Now when I look back, I can’t believe I even considered taking my husband back. My cheating husband and his child. All it took was one conversation with my best friend, Rosalind, to pull me back in my right mind. Nothing was left of my marriage to salvage. I let this man embarrass me and dictate everything in my life for years. I wasn’t going to forgive him this time. I couldn’t let this slide. I planned on telling him all of this to his face. I planned on handing him divorce papers and smiling in the face of his frustration, but that was when the second phone call came, and my entire world crumbled around me.
Not only had my husband been in a car accident, but Skylar was, too. Even in death, they still managed to hurt me because it was apparent Dean wasn’t done with Skylar just yet. They were still sleeping together, even while he was begging me to take him back and crying that he couldn’t live without me. That was never really it, though, was it? He wasn’t going to miss me. He would miss the wife who would do everything for him—the wife who took care of him, not Daisy.
Not the Daisy who used to laugh.
Not the Daisy who loved to paint.
He was going to miss the version of me that made his life easier.
What hurt the most was the fact that I never got to give him my final piece. I never got to leave him and watch him realize he lost a good woman. He died before I could ever do any of that.
After Skylar and Dean’s death, the blows didn’t stop coming. Oh no, the final blow was Faith, their daughter. At six weeks old, she had no parents and nowhere to go. On Dean and Skylar’s getaway trip, they left their newborn daughter with a nanny Dean had apparently hired. On top of that, he had bought Skylar a condo for her and the baby. He mentioned he was staying at a hotel to give me space at the house, though I didn’t believe that for one second.
I considered turning my back and saying this baby wasn’t my problem, but as hard as I tried, I couldn’t. When I looked in her eyes and saw pieces of Dean and Skylar, it equally broke and mended my heart at the same time. She was beautiful and innocent, and she didn’t deserve to be bounced around from family to family or put in the system because her parents were selfish. She deserved to be loved.

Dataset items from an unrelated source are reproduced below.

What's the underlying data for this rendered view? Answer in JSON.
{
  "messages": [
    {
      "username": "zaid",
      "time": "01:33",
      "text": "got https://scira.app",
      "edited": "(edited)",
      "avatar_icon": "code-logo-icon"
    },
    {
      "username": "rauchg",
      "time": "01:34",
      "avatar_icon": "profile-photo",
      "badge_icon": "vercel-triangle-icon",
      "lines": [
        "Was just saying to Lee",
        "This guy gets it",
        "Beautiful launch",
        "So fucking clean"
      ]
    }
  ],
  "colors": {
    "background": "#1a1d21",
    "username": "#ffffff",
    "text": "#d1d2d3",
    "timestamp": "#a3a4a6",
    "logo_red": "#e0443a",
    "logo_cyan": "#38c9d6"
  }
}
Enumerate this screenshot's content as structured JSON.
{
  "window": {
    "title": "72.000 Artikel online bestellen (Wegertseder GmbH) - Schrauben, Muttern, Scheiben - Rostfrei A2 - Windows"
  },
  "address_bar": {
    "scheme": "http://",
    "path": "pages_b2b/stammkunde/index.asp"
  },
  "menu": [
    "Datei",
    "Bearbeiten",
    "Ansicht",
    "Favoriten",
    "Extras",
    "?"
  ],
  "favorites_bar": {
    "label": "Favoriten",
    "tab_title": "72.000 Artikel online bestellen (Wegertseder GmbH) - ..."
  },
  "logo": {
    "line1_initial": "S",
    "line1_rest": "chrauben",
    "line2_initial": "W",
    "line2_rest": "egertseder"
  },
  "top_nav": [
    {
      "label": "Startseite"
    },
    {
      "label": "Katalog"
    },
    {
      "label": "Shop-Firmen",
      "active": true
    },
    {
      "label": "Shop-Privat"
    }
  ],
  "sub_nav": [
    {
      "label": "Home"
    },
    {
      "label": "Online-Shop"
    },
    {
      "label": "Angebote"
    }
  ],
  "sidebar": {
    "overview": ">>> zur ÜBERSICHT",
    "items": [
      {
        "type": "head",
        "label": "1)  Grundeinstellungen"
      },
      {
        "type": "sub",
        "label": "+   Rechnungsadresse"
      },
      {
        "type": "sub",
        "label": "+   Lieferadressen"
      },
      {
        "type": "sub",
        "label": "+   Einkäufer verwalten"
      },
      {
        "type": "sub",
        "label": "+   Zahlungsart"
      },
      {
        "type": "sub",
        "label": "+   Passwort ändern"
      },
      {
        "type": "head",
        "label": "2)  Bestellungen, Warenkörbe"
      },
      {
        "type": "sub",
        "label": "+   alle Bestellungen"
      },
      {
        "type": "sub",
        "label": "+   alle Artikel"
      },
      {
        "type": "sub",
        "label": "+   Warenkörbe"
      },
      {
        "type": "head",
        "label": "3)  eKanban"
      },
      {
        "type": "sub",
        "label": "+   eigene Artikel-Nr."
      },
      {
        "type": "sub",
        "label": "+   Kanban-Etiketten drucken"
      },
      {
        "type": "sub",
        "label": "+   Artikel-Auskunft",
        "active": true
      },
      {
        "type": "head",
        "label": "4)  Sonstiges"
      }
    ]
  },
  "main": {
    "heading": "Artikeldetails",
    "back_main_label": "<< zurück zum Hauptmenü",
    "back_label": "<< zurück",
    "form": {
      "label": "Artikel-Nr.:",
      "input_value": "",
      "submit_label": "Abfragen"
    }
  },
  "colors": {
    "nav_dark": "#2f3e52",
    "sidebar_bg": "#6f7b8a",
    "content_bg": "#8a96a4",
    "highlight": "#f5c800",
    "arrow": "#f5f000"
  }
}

And after much thought, I decided I could love her, despite the mistakes of her parents. Dean’s parents could’ve taken her, I’m sure they wanted to, but after taking that first look at Faith, I knew she was mine, maybe not in the way that mattered to the rest of the world, but I felt it in my heart
.
So that’s where I am now, raising an infant with no job, no money, at my best friend’s place until I can get my shit together. I pad down the hallway into Rosalind’s immaculate kitchen and start warming up a bottle for Faith. She’s still crying at the top of her lungs, my bouncing and soothing not working. There’s a part of me that knows it’s because she misses Skylar. She has to.
My heart twinges at the thought of her missing Dean, too.

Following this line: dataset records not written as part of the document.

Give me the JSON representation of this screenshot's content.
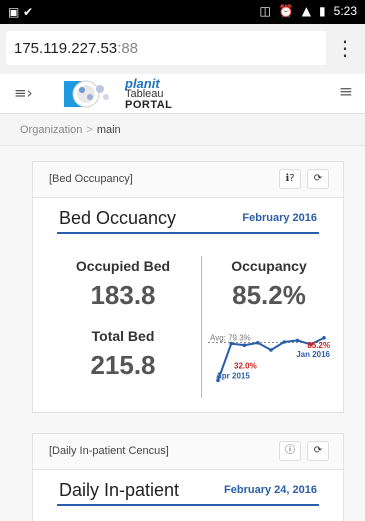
{
  "status_bar": {
    "time": "5:23"
  },
  "browser": {
    "url_host": "175.119.227.53",
    "url_port": ":88"
  },
  "app": {
    "logo": {
      "line1": "planit",
      "line2": "Tableau",
      "line3": "PORTAL"
    }
  },
  "breadcrumb": {
    "root": "Organization",
    "separator": ">",
    "current": "main"
  },
  "panels": [
    {
      "header": "[Bed Occupancy]",
      "tools": [
        "info-icon",
        "refresh-icon"
      ],
      "viz": {
        "title": "Bed Occuancy",
        "date": "February 2016",
        "kpis": [
          {
            "label": "Occupied Bed",
            "value": "183.8"
          },
          {
            "label": "Total Bed",
            "value": "215.8"
          },
          {
            "label": "Occupancy",
            "value": "85.2%"
          }
        ],
        "chart_data": {
          "type": "line",
          "series": [
            {
              "values": [
                32.0,
                78.0,
                76.0,
                79.0,
                70.0,
                80.0,
                82.0,
                77.0,
                85.2
              ]
            }
          ],
          "average_label": "Avg: 79.3%",
          "annotations": [
            {
              "value": "32.0%",
              "label": "Apr 2015"
            },
            {
              "value": "85.2%",
              "label": "Jan 2016"
            }
          ],
          "colors": {
            "line": "#2a5ea8",
            "annotation_value": "#cc2222",
            "average": "#888888"
          }
        }
      }
    },
    {
      "header": "[Daily In-patient Cencus]",
      "tools": [
        "info-icon",
        "refresh-icon"
      ],
      "viz": {
        "title": "Daily In-patient",
        "date": "February 24, 2016"
      }
    }
  ]
}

“If this arrangement is going to work, Little Miss Faith needs to keep it down a few notches. I think my ears are bleeding,” Rosalind says on a yawn as she pads into the kitchen. Guilt slams into me. As a lawyer, I can’t imagine having a screaming baby up at all hours of the night is helpful for her or her clients. She’s not the only one I have to worry about either. Her fiancé, who also works at the firm with her, is asleep, too. Though, I have noticed he’s a heavier sleeper than Rosie. But still, I don’t think a crying baby will help them win any cases. Hell, I remember how hard it was on Dean while working at the firm back in California.
After the accident, Rose helped me pick up the pieces of my heart and my life. When I decided I would take Faith in, she was the one who wanted me to make sure I could do this. That I could spend the rest of my life looking down at this little girl and love her with all my heart. Despite all the heartbreak and turmoil, I knew deep down that I could. Because I’d never forgive myself if I left her to the system.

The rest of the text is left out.